Poetry became my passion after I fell in love with Walter de la Mare's "Silver" in Mrs. Edna Pickett's sophomore English class circa 1962.
William Butler Yeats
Introduction and Excerpt from "The Fisherman"
William Butler Yeats' poem, "The Fisherman," appears in the poet's The Wild Swans at Coole, which was published in 1919. His collection contains many of the poet’s most widely anthologized poems.
Excerpt from "The Fisherman"
Although I can see him still,
The freckled man who goes
To a grey place on a hill
In grey Connemara clothes
At dawn to cast his flies,
It’s long since I began
To call up to the eyes
This wise and simple man.
All day I’d looked in the face
What I had hoped ’twould be
To write for my own race
And the reality . . .
To read the entire poem, please visit “The Fisherman” at the Poetry Foundation.
Reading of "The Fisherman"
The speaker in William Butler Yeats' poem is calling for a poetry that will be meaningful to the common folk. He reveals his contempt for charlatans, while encouraging an ideal that he feels must steer culture and art. Yeats promoted the arts that he felt most closely played to the culture of the Irish.
First Movement: Remembering an Admired Man
The speaker is recalling a man he has admired: "[t]he freckled man" wearing "Connemara clothes." The man has been accustomed to fishing at a "gray place on a hill." The speaker suggests that he can still visualize the man, perhaps the speaker even sees him from time to time in the village, but the speaker has not mused about the man recently.
The speaker likes the man’s simplicity; he calls him "wise and simple." The speaker will continue to muse on those very same qualities in his poem. The speaker wishes to extoll the virtues of simplicity and wisdom of observing those folks who are doing everyday, simple tasks.
Second Movement: Researching History
The speaker has charted his course to "write for my own race / And the reality"; thus he has been researching the history of his country. The speaker insists that he wishes to reveal the reality of his fellow citizens, a reality, which will well acquit itself while at the same time reflect the same truths that future generations hence will likely experience.
The speaker catalogues the men and their qualities who make up the current political landscape. At some of those men, he flings his ire, "[t]he living men that I hate." He emphasizes his hatred by contrasting that deadly emotion with, "[t]he dead man that I loved." He continues in his hatred by naming "[t]he craven man in his seat / The insolent unreproved.” The speaker feels that by contrasting good and evil, he can arrive at a staid virtue upon which to found a better art and poetry that will reflect the Irish culture more truly.
Third Movement: The Guilty Avoiding Justice
The speaker continues to reference the rogues and knaves, who have thus far avoided justice though guilty.
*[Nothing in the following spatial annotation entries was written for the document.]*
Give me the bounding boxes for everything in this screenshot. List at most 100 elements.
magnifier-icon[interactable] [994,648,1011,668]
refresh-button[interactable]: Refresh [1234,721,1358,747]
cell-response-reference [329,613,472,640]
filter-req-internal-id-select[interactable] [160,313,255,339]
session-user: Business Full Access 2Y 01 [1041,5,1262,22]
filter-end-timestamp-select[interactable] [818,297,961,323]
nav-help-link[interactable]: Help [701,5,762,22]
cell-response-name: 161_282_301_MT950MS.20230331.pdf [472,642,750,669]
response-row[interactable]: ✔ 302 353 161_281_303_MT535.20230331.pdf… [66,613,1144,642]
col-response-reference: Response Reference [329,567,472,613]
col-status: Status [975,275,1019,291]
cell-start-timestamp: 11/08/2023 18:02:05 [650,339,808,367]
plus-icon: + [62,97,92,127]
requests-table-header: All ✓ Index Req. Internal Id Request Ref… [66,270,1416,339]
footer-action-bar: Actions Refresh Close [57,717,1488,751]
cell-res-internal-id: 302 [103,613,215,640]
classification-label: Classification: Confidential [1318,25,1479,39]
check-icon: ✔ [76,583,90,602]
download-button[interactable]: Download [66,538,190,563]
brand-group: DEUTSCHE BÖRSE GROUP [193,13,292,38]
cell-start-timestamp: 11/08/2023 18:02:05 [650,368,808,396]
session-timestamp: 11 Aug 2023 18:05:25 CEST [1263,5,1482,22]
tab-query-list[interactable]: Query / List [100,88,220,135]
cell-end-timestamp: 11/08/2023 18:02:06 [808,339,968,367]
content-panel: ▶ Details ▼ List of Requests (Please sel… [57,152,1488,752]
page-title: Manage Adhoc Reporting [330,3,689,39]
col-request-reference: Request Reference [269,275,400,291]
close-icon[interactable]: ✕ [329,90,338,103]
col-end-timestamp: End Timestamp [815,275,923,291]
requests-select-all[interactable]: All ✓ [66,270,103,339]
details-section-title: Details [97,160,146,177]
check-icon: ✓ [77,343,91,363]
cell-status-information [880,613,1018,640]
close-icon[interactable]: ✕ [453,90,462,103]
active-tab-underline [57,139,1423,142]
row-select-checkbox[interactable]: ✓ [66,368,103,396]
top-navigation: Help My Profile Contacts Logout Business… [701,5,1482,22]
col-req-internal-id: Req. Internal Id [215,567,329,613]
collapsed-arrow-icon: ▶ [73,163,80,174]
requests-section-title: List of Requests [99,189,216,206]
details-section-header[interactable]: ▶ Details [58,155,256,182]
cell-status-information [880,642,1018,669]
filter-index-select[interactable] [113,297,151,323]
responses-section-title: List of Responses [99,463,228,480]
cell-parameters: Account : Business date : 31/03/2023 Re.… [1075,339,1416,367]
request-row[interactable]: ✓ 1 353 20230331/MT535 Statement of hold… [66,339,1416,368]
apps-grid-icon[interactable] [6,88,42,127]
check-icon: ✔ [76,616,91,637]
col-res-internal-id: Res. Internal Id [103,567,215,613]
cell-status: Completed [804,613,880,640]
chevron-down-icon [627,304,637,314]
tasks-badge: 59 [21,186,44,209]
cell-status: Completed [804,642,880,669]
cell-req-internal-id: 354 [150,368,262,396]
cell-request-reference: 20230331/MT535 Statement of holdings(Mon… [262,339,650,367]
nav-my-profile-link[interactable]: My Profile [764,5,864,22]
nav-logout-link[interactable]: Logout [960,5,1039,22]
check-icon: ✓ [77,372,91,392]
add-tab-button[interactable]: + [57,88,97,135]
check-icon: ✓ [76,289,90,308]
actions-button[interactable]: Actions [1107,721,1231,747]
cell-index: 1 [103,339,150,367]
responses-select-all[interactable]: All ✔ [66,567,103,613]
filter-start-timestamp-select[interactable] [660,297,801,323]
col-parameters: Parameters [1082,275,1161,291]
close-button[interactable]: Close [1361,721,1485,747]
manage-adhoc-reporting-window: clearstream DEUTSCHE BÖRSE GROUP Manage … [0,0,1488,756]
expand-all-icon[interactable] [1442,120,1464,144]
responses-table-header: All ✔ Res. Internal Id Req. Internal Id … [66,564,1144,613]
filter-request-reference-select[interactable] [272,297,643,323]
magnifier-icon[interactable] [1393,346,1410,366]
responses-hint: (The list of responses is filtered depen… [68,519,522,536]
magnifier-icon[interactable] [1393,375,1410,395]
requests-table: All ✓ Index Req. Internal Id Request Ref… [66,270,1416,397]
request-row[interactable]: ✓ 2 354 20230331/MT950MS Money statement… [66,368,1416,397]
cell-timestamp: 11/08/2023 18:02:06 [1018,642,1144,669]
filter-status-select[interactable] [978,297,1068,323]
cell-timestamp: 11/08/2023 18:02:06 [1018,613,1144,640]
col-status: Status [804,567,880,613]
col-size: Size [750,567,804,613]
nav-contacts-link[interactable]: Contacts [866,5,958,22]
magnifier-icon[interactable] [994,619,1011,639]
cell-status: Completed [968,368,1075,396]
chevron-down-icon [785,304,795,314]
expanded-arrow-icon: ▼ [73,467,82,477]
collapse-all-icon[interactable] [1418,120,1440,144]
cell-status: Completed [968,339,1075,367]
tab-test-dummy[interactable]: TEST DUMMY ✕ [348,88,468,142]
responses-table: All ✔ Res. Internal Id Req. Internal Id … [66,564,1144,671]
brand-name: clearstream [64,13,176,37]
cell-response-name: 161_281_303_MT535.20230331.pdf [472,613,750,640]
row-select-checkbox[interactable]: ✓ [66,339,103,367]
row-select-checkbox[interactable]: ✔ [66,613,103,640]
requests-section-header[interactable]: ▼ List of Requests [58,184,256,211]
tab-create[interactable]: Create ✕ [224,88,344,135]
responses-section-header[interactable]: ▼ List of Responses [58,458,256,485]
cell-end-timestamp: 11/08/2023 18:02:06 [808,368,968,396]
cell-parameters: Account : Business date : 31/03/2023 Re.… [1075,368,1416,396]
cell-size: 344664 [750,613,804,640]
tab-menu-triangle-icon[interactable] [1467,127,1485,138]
The speaker reviles those who have "won a drunken cheer," even though they have been undeserving of such honor and celebrity. The speaker avers that it is this whole lot of loathsome characters who besmirch and heap shame on the culture.
The speaker accuses those scandalous usurpers with nearly destroying the art of the nation: "The beating down of the wise / And great Art beaten down." He laments what these assassins of culture have perpetrated and therefore is calling attention to their perfidy.
Fourth Movement: Culture Killers
The speaker then suggests that for a while he has begun fashioning an uncomplicated, "sun-freckled face," —the man in "Connemara cloth." For his effort, he has received only "scorn" from the ilk of those culture killers and unscrupulous individuals. Still, the speaker presses on, endeavoring to visualize a simple fisherman, the man who "climb[s] up to a place / Where stone is dark with froth.”
The speaker is creating a symbolic presence that he can describe and to which he can assign the qualities that he feels must become part of the natural art that belongs to the people of his locale.
Fifth Movement: Musing on Simplicity
The speaker sees in vision the "down turn of his wrist / When the flies drop in the stream." The speaker then reveals that, in fact, this man "does not exist" only that he is "but a dream." The speaker’s keenness, however, to resurrect such a simple, rustic character spurs him on to exclaim loudly: "Before I am old / I shall have written him one / Poem maybe as cold / And passionate as the dawn."
The speaker continues to devote himself to musing on simplicity; he ardently wishes to create a new ideal that will produce meaningful, original poetry—a poetry that will speak with organic originality and will also foretoken the beginning of a new era in poetry. All this the speaker hopes to accomplish despite the crassness and duplicity of too many of the political phonies whose selfishness is leading to the ruination of their own culture.